William Clinton, que sí jugaba con doncellas (el plural admite que Monica Lewinsky pudo no haber sido la única), tampoco estuvo al borde de la destitución por eso, sino porque negó la "inapropiada" relación con la becaria. Fue perdonado porque finalmente lo admitió, porque faltaba poco para que concluyera su mandato y, en fin, porque no era tan grave. En el Partido Demócrata es casi una tradición que sus presidentes más populares hayan dedicado buena parte de su tiempo a las mujeres, en desmedro de sus deberes de Estado y de la fidelidad hacia la propia y legítima mujer. Franklin Roosevelt es un ejemplo y John Kennedy otro. Sin hablar de Clinton, claro.
Situado en la tradición republicana, el presidente George W. Bush nada tiene que ocultar a su esposa Laura. Pero de lo que se duda en estos días es de que no haya tenido la misma conducta con respecto al pueblo de su país. Al parecer, por esa duda y otras es que la aprobación a su gestión cayó del 74 al 60%.
La confiabilidad del gobierno republicano sufrió su primer tropiezo cuando la Casa Blanca tuvo que reconocer que faltó a la verdad cuando, en su discurso de enero sobre el estado de la Unión, el presidente afirmó que Irak le había comprado uranio a Nigeria.
Como cualquiera sabe a esta altura de la posguerra iraquí, las armas de destrucción masiva que motivaron el ataque preventivo de la alianza occidental no han aparecido. Existen, por lo tanto, fundadas dudas de que hayan existido, al menos en la magnitud suficiente como para justificar el ataque. Y como si todo eso fuera poco, el miércoles pasado la comisión federal encargada de investigar el atentado terrorista contra las Torres Gemelas acusó al gobierno federal de bloquear la investigación y de intimidar a los testigos.

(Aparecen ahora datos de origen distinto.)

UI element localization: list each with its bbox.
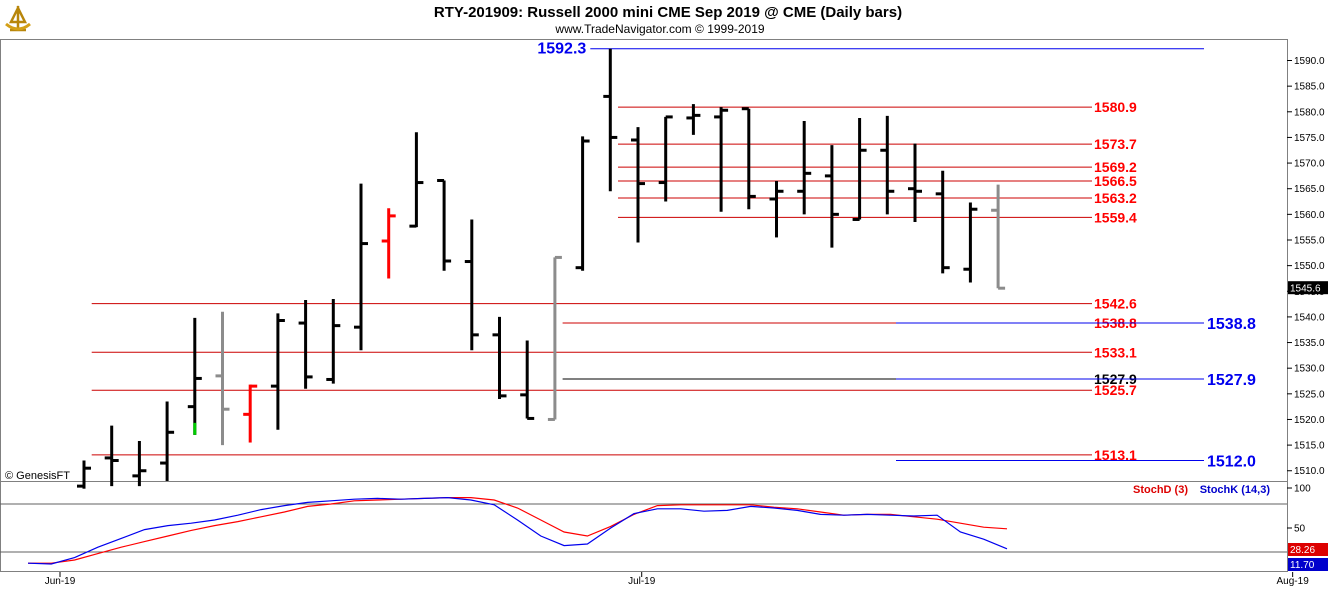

Bush, por cierto, rechaza las acusaciones pero, como hemos visto, así se empieza.
Los líderes demócratas, que parecían inmersos en un estado de sopor, han despertado porque empiezan a ver ahora una oportunidad de ganar los comicios presidenciales de noviembre del 2004. No sólo porque la confianza popular en los mensajes presidenciales haya caído, sino porque la recuperación de la economía es débil e insuficiente para detener el alza del desempleo. Según una encuesta reciente, un 62% de los consultados cree que el gobierno no acierta en sus esfuerzos por mejorar el crecimiento económico.